Birthday assemblies

For the second or maybe third time in a row I am missing Faro’s birthday. Early June seems to be traveling time – though I suppose every month is traveling time these days.  We decided to spend a good part of Memorial Day weekend with Sita and Jim so I could give Faro his present. As it turned out, I also got enlisted to assemble his parents present to him.

Our present was a little nostalgic – a scooter.  Not the dinky little foldable one with the tiny wheels, but one with air tires. It looks like the scooters that were around when I was a child, except much fancier. It has handbrakes (my brakes where my feet) and a skull and crossbones on the step plate. It came in a box on Thursday and I assembled it under the watchful eye of Axel and Woody and with the help of a martini and some wrenches.

Scooters, in my youth, were called “autopeds” or a “steps” though sometimes we called them “autosteps.” They are actually neither autopeds nor steps as there is nothing auto about the propulsion. It’s actually very hard work, especially when going uphill (no uphills in my childhood), and even more so when Faro decides it is much more fun to stand on the plate and let Oma do the ‘stepping.’

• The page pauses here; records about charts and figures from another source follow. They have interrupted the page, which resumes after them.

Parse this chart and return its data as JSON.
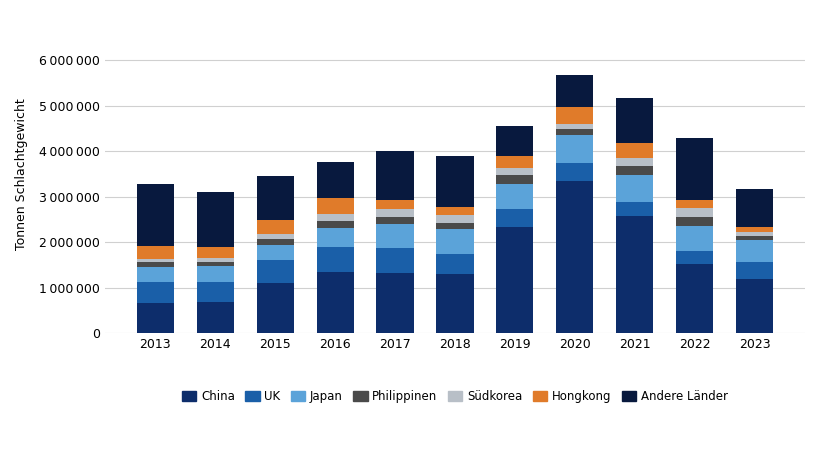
{
  "years": [
    2013,
    2014,
    2015,
    2016,
    2017,
    2018,
    2019,
    2020,
    2021,
    2022,
    2023
  ],
  "series": {
    "China": [
      650000,
      680000,
      1100000,
      1350000,
      1320000,
      1300000,
      2330000,
      3340000,
      2580000,
      1520000,
      1180000
    ],
    "UK": [
      480000,
      450000,
      500000,
      550000,
      550000,
      430000,
      400000,
      400000,
      300000,
      280000,
      380000
    ],
    "Japan": [
      330000,
      340000,
      340000,
      420000,
      540000,
      550000,
      540000,
      620000,
      600000,
      550000,
      480000
    ],
    "Philippinen": [
      95000,
      100000,
      130000,
      150000,
      140000,
      150000,
      200000,
      120000,
      200000,
      200000,
      90000
    ],
    "Südkorea": [
      80000,
      85000,
      100000,
      160000,
      180000,
      160000,
      170000,
      110000,
      180000,
      210000,
      90000
    ],
    "Hongkong": [
      270000,
      240000,
      320000,
      350000,
      190000,
      190000,
      260000,
      380000,
      330000,
      160000,
      120000
    ],
    "Andere Länder": [
      1370000,
      1210000,
      970000,
      780000,
      1080000,
      1110000,
      650000,
      720000,
      980000,
      1380000,
      820000
    ]
  },
  "colors": {
    "China": "#0d2d6b",
    "UK": "#1a5fa8",
    "Japan": "#5ba3d9",
    "Philippinen": "#4a4a4a",
    "Südkorea": "#b8bfc7",
    "Hongkong": "#e07b2a",
    "Andere Länder": "#08193e"
  },
  "ylabel": "Tonnen Schlachtgewicht",
  "ylim": [
    0,
    7000000
  ],
  "yticks": [
    0,
    1000000,
    2000000,
    3000000,
    4000000,
    5000000,
    6000000
  ],
  "background_color": "#ffffff",
  "grid_color": "#d0d0d0"
}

We spent two very hot days in western Massachusetts, sometimes wishing we were on the eastern seaboard and cooling off in Lobster Cove – it would certainly have been several degrees cooler there. But Western Massachusetts is an attractive place to be. We (including Sita) sometimes fantasize about renting out our house on Lobster Cove for oodles of money and getting a small place in western MA. The fantasy is postponed until I don’t have to commute to work anymore – maybe within the next 5 years.

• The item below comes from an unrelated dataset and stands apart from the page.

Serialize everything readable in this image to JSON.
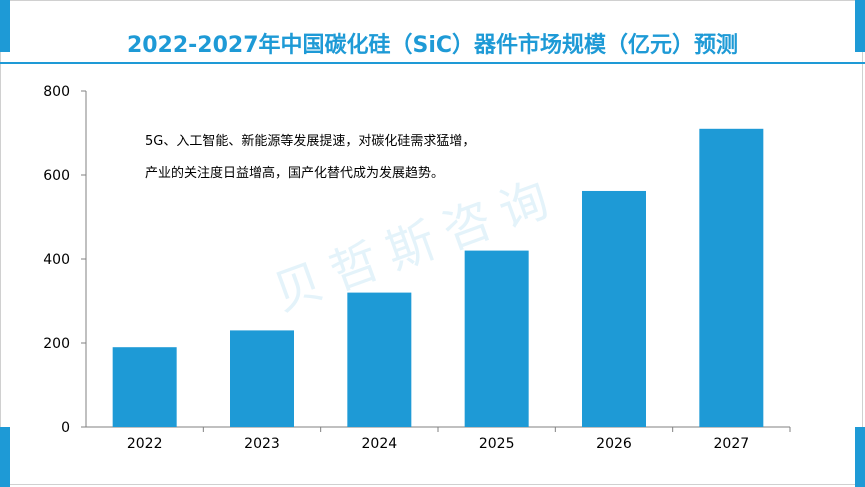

For kids Sita’s neighborhood is wonderful. There is Look Park in Florence, with its train rides, picnic areas and playgrounds. There is also the river with its perfect river beaches and swimming spots that have enough of a current to stay relatively clean, a sandy bottom and little fish to chase after.  Faro has been going to swimming lessons, a Christmas present, and I was curious to see his progress, which was not as great as I had hoped.

Faro’s parents gave him a Bucky climbing structure that needed assembly. We worked on that with sweat dripping down our brows – it was a little bit too hot to do so in full sunlight – but we persevered and had it up in less than 24 hours.  The structure is about 10 feet wide and 6 feet tall. Faro got the hang of climbing on to the lower parts in no time, still a little anxious about swinging like a monkey. I would have loved to have a climbing structure like that when I was his age. We used trees instead.